Razor Pages is a layer that sits on top of the MVC framework. Much of what makes Razor Pages "just work" is in the MVC layer. Model binding is one of those features. So the access point to configuring model binders is via MvcOptions in ConfigureServices:

public void ConfigureServices(IServiceCollection services)
{
    services.AddRazorPages().AddMvcOptions(options =>
    {
        options.ModelBinderProviders.Insert(0, new WeekOfYearModelBinderProvider());
    });
}

Model binder providers are evaluated in order until one that matches the input model's data type is located.
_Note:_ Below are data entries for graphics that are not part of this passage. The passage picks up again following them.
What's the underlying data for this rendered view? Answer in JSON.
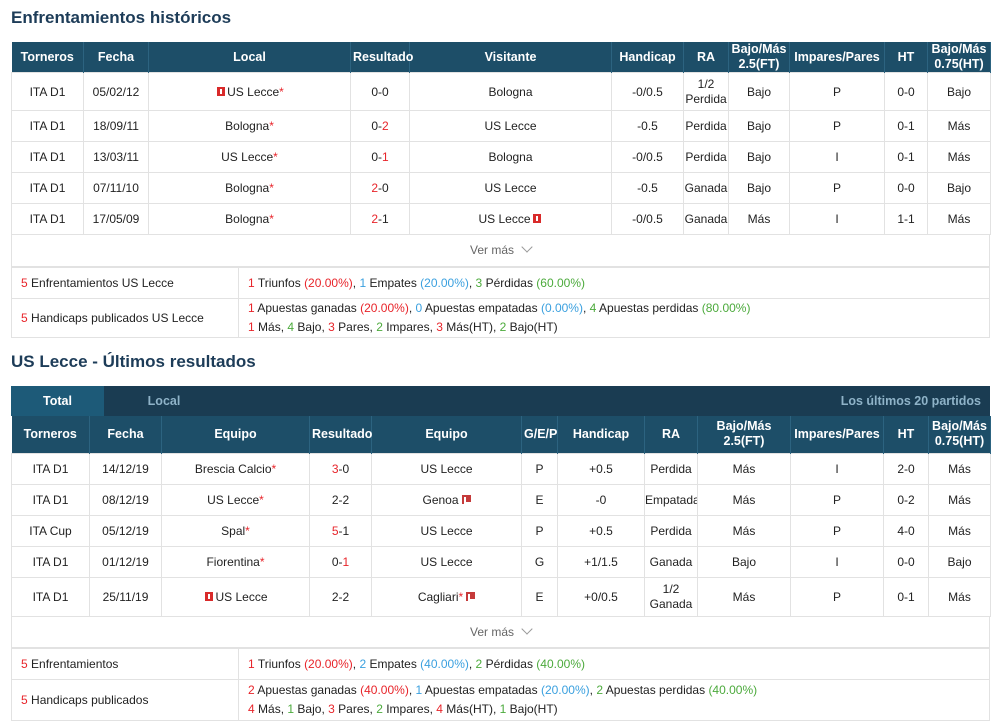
{
  "h2h": {
    "title": "Enfrentamientos históricos",
    "headers": [
      "Torneros",
      "Fecha",
      "Local",
      "Resultado",
      "Visitante",
      "Handicap",
      "RA",
      "Bajo/Más 2.5(FT)",
      "Impares/Pares",
      "HT",
      "Bajo/Más 0.75(HT)"
    ],
    "rows": [
      {
        "league": "ITA D1",
        "date": "05/02/12",
        "home": "US Lecce",
        "home_star": "*",
        "score_a": "0",
        "score_b": "0",
        "away": "Bologna",
        "away_star": "",
        "handicap": "-0/0.5",
        "ra1": "1/2",
        "ra2": "Perdida",
        "ou": "Bajo",
        "oe": "P",
        "ht": "0-0",
        "ou_ht": "Bajo"
      },
      {
        "league": "ITA D1",
        "date": "18/09/11",
        "home": "Bologna",
        "home_star": "*",
        "score_a": "0",
        "score_b": "2",
        "away": "US Lecce",
        "away_star": "",
        "handicap": "-0.5",
        "ra1": "Perdida",
        "ra2": "",
        "ou": "Bajo",
        "oe": "P",
        "ht": "0-1",
        "ou_ht": "Más"
      },
      {
        "league": "ITA D1",
        "date": "13/03/11",
        "home": "US Lecce",
        "home_star": "*",
        "score_a": "0",
        "score_b": "1",
        "away": "Bologna",
        "away_star": "",
        "handicap": "-0/0.5",
        "ra1": "Perdida",
        "ra2": "",
        "ou": "Bajo",
        "oe": "I",
        "ht": "0-1",
        "ou_ht": "Más"
      },
      {
        "league": "ITA D1",
        "date": "07/11/10",
        "home": "Bologna",
        "home_star": "*",
        "score_a": "2",
        "score_b": "0",
        "away": "US Lecce",
        "away_star": "",
        "handicap": "-0.5",
        "ra1": "Ganada",
        "ra2": "",
        "ou": "Bajo",
        "oe": "P",
        "ht": "0-0",
        "ou_ht": "Bajo"
      },
      {
        "league": "ITA D1",
        "date": "17/05/09",
        "home": "Bologna",
        "home_star": "*",
        "score_a": "2",
        "score_b": "1",
        "away": "US Lecce",
        "away_star": "",
        "handicap": "-0/0.5",
        "ra1": "Ganada",
        "ra2": "",
        "ou": "Más",
        "oe": "I",
        "ht": "1-1",
        "ou_ht": "Más"
      }
    ],
    "ver_mas": "Ver más",
    "summary1": {
      "label_n": "5",
      "label": "Enfrentamientos US Lecce",
      "n1": "1",
      "t1": "Triunfos",
      "p1": "(20.00%)",
      "n2": "1",
      "t2": "Empates",
      "p2": "(20.00%)",
      "n3": "3",
      "t3": "Pérdidas",
      "p3": "(60.00%)"
    },
    "summary2": {
      "label_n": "5",
      "label": "Handicaps publicados US Lecce",
      "n1": "1",
      "t1": "Apuestas ganadas",
      "p1": "(20.00%)",
      "n2": "0",
      "t2": "Apuestas empatadas",
      "p2": "(0.00%)",
      "n3": "4",
      "t3": "Apuestas perdidas",
      "p3": "(80.00%)",
      "l2_a": "1",
      "l2_at": "Más,",
      "l2_b": "4",
      "l2_bt": "Bajo,",
      "l2_c": "3",
      "l2_ct": "Pares,",
      "l2_d": "2",
      "l2_dt": "Impares,",
      "l2_e": "3",
      "l2_et": "Más(HT),",
      "l2_f": "2",
      "l2_ft": "Bajo(HT)"
    }
  },
  "recent": {
    "title": "US Lecce - Últimos resultados",
    "tab_total": "Total",
    "tab_local": "Local",
    "last_n": "Los últimos 20 partidos",
    "headers": [
      "Torneros",
      "Fecha",
      "Equipo",
      "Resultado",
      "Equipo",
      "G/E/P",
      "Handicap",
      "RA",
      "Bajo/Más 2.5(FT)",
      "Impares/Pares",
      "HT",
      "Bajo/Más 0.75(HT)"
    ],
    "rows": [
      {
        "league": "ITA D1",
        "date": "14/12/19",
        "home": "Brescia Calcio",
        "score_a": "3",
        "score_b": "0",
        "away": "US Lecce",
        "gep": "P",
        "handicap": "+0.5",
        "ra1": "Perdida",
        "ra2": "",
        "ou": "Más",
        "oe": "I",
        "ht": "2-0",
        "ou_ht": "Más"
      },
      {
        "league": "ITA D1",
        "date": "08/12/19",
        "home": "US Lecce",
        "score_a": "2",
        "score_b": "2",
        "away": "Genoa",
        "gep": "E",
        "handicap": "-0",
        "ra1": "Empatada",
        "ra2": "",
        "ou": "Más",
        "oe": "P",
        "ht": "0-2",
        "ou_ht": "Más"
      },
      {
        "league": "ITA Cup",
        "date": "05/12/19",
        "home": "Spal",
        "score_a": "5",
        "score_b": "1",
        "away": "US Lecce",
        "gep": "P",
        "handicap": "+0.5",
        "ra1": "Perdida",
        "ra2": "",
        "ou": "Más",
        "oe": "P",
        "ht": "4-0",
        "ou_ht": "Más"
      },
      {
        "league": "ITA D1",
        "date": "01/12/19",
        "home": "Fiorentina",
        "score_a": "0",
        "score_b": "1",
        "away": "US Lecce",
        "gep": "G",
        "handicap": "+1/1.5",
        "ra1": "Ganada",
        "ra2": "",
        "ou": "Bajo",
        "oe": "I",
        "ht": "0-0",
        "ou_ht": "Bajo"
      },
      {
        "league": "ITA D1",
        "date": "25/11/19",
        "home": "US Lecce",
        "score_a": "2",
        "score_b": "2",
        "away": "Cagliari",
        "gep": "E",
        "handicap": "+0/0.5",
        "ra1": "1/2",
        "ra2": "Ganada",
        "ou": "Más",
        "oe": "P",
        "ht": "0-1",
        "ou_ht": "Más"
      }
    ],
    "ver_mas": "Ver más",
    "summary1": {
      "label_n": "5",
      "label": "Enfrentamientos",
      "n1": "1",
      "t1": "Triunfos",
      "p1": "(20.00%)",
      "n2": "2",
      "t2": "Empates",
      "p2": "(40.00%)",
      "n3": "2",
      "t3": "Pérdidas",
      "p3": "(40.00%)"
    },
    "summary2": {
      "label_n": "5",
      "label": "Handicaps publicados",
      "n1": "2",
      "t1": "Apuestas ganadas",
      "p1": "(40.00%)",
      "n2": "1",
      "t2": "Apuestas empatadas",
      "p2": "(20.00%)",
      "n3": "2",
      "t3": "Apuestas perdidas",
      "p3": "(40.00%)",
      "l2_a": "4",
      "l2_at": "Más,",
      "l2_b": "1",
      "l2_bt": "Bajo,",
      "l2_c": "3",
      "l2_ct": "Pares,",
      "l2_d": "2",
      "l2_dt": "Impares,",
      "l2_e": "4",
      "l2_et": "Más(HT),",
      "l2_f": "1",
      "l2_ft": "Bajo(HT)"
    }
  }
}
Then that is used to attempt to bind the incoming value to the model. If binding is unsuccessful, one of two things happens - the model value is set to its default value, or a validation error is added to ModelState. Any other model binder providers are ignored. So this new model binder provider is inserted at the beginning of the collection to ensure that it is used for DateTime types instead of the default model binder.